Thresholds and accuracy in screening tools for early detection of psychopathology.


BACKGROUND: The accuracy of any screening instrument designed to detect psychopathology among children is ideally assessed through rigorous comparison to ‘gold standard’ tests and interviews. Such comparisons typically yield estimates of what we refer to as ‘standard indices of diagnostic accuracy’, including sensitivity, specificity, positive predictive value (PPV), and negative predictive value. However, whereas these statistics were originally designed to detect binary signals (e.g., diagnosis present or absent), screening questionnaires commonly used in psychology, psychiatry, and pediatrics typically result in ordinal scores. Thus, a threshold or ‘cut score’ must be applied to these ordinal scores before accuracy can be evaluated using such standard indices. To better understand the tradeoffs inherent in choosing a particular threshold, we discuss the concept of ‘threshold probability’. In contrast to PPV, which reflects the probability that a child whose score falls at or above the screening threshold has the condition of interest, threshold probability refers specifically to the likelihood that a child whose score is equal to a particular screening threshold has the condition of interest.

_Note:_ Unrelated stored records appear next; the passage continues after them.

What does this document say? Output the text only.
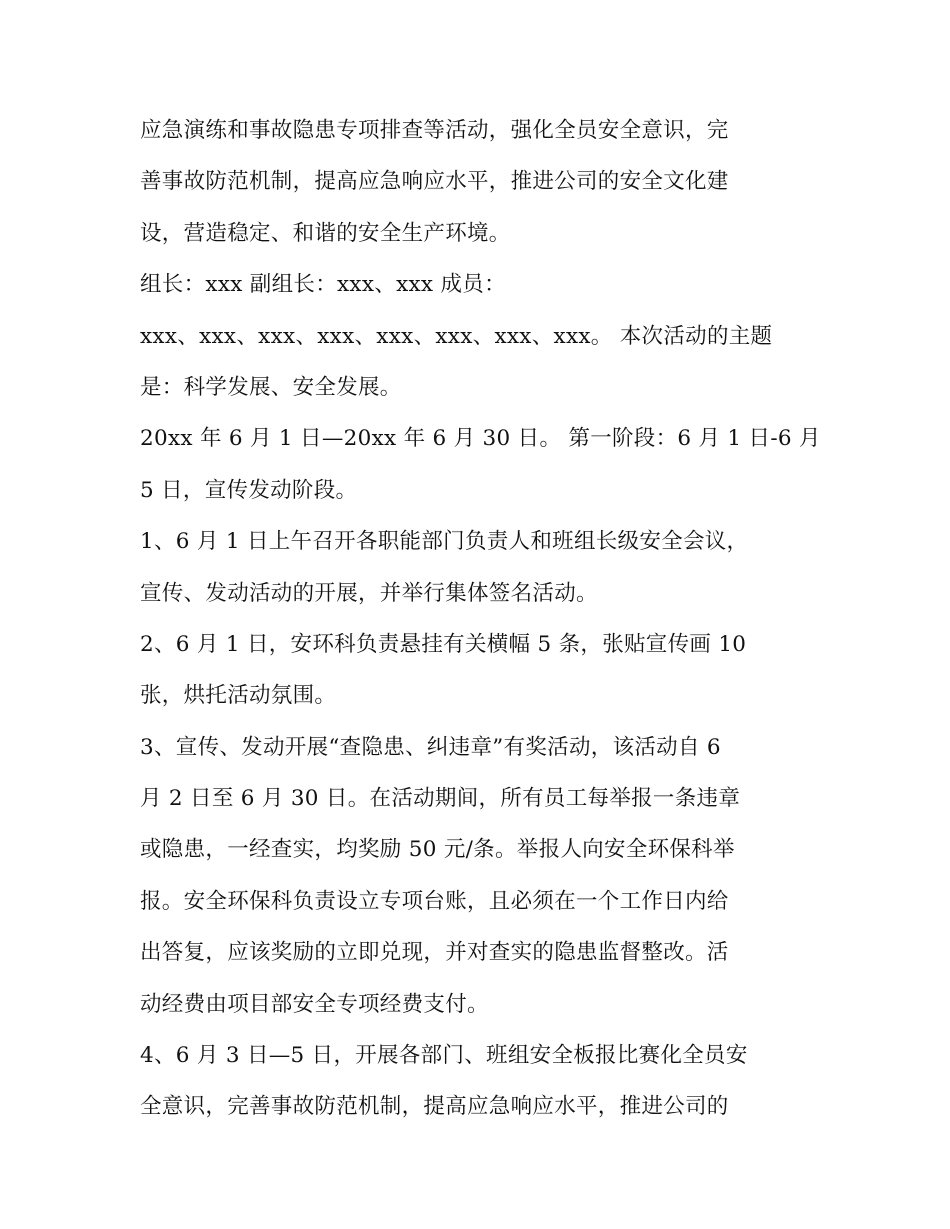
应急演练和事故隐患专项排查等活动，强化全员安全意识，完
善事故防范机制，提高应急响应水平，推进公司的安全文化建
设，营造稳定、和谐的安全生产环境。
组长：xxx 副组长：xxx、xxx 成员：
xxx、xxx、xxx、xxx、xxx、xxx、xxx、xxx。 本次活动的主题
是：科学发展、安全发展。
20xx 年 6 月 1 日—20xx 年 6 月 30 日。 第一阶段：6 月 1 日-6 月
5 日，宣传发动阶段。
1、6 月 1 日上午召开各职能部门负责人和班组长级安全会议，
宣传、发动活动的开展，并举行集体签名活动。
2、6 月 1 日，安环科负责悬挂有关横幅 5 条，张贴宣传画 10
张，烘托活动氛围。
3、宣传、发动开展“查隐患、纠违章”有奖活动，该活动自 6
月 2 日至 6 月 30 日。在活动期间，所有员工每举报一条违章
或隐患，一经查实，均奖励 50 元/条。举报人向安全环保科举
报。安全环保科负责设立专项台账，且必须在一个工作日内给
出答复，应该奖励的立即兑现，并对查实的隐患监督整改。活
动经费由项目部安全专项经费支付。
4、6 月 3 日—5 日，开展各部门、班组安全板报比赛化全员安
全意识，完善事故防范机制，提高应急响应水平，推进公司的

METHOD: The diagnostic accuracy and threshold probability of two well-validated behavioral assessment instruments, the Child Behavior Checklist Total Problem Scale and the Strengths and Difficulties Questionnaire total scale were examined in relation to a structured psychiatric interview in three de-identified datasets. RESULTS: Although both screening measures were effective in identifying groups of children at elevated risk for psychopathology in all samples (odds ratios ranged from 5.2 to 9.7), children who scored at or near the clinical thresholds that optimized sensitivity and specificity were unlikely to meet criteria for psychopathology on gold standard interviews. CONCLUSIONS: Our results are consistent with the view that screening instruments should be interpreted probabilistically, with attention to where along the continuum of positive scores an individual falls.